Law schools use the LSAT and the GRE as admissions exams.
“We welcome the council’s decision to explore alternative approaches to help promote access and opportunity in law school admission, and we stand ready to assist the council as they consider alternative policies,” Kellye Testy, president and CEO of the Law School Admission Council, which is responsible for the LSAT, told the ABA Journal in an email.
In other business, the council approved for notice and comment suggested language changes related to standards noncompliance. The proposals were outlined in an April 2023 memo from the section’s strategic review committee.
Suggestions include adding more wording to the definition of “probation” to make clear that it refers to a law school being in jeopardy of having accreditation withdrawn for standards noncompliance.
Also approved by the council were suggested changes to Rule 15, which addresses sanctions, to add language about specific sanctions and their triggers.
“The revision does not narrow the grounds upon which the council may impose sanctions. Rather, the changes eliminate redundancy in the rule,” according to the memo.
Additionally, the council approved proposed revisions aimed at allowing more law school distance education credits. That will likely go to the House of Delegates in August.
The council vote follows notice and comment. A February 2023 memo written by Joseph K. West, the council chair, details the suggested revisions.

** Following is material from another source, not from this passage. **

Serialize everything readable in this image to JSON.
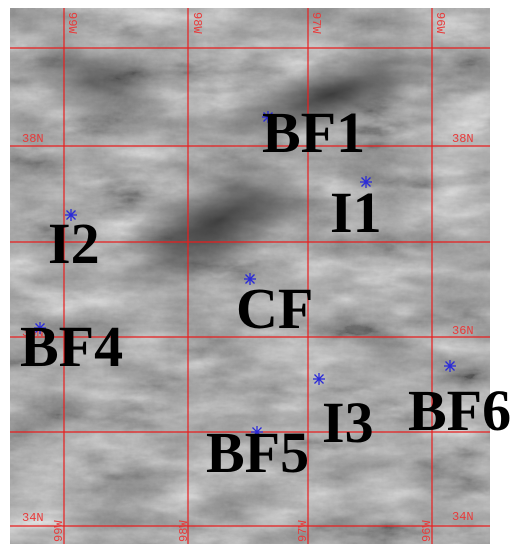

The memo suggested allowing up to 50% of a JD program’s credit hours online without ABA approval. Under the existing version of Standard 311, law schools are limited to granting up to one-third of the required credit hours through distance education without council approval.
The U.S. Department of Education only requires accreditor approval if a program offers more than 50% of its credits online, and changing the policy would decrease the amount of substantive change requests that the council receives, according to the memo. It addresses Standards 105, 306, 311 and 511.
Besides language changes to allow up to 50% of a JD program’s credit hours online without ABA approval, the proposed revisions add wording aimed at ensuring quality in distance education. That includes using technology that supports learning outcomes and providing students and faculty training for the technology.
Also, the proposed revisions suggest that if an outside party delivers distance education courses, the law school will actively ensure the quality and effectiveness of the programs. The quality-related proposed revisions relate to Standard 306.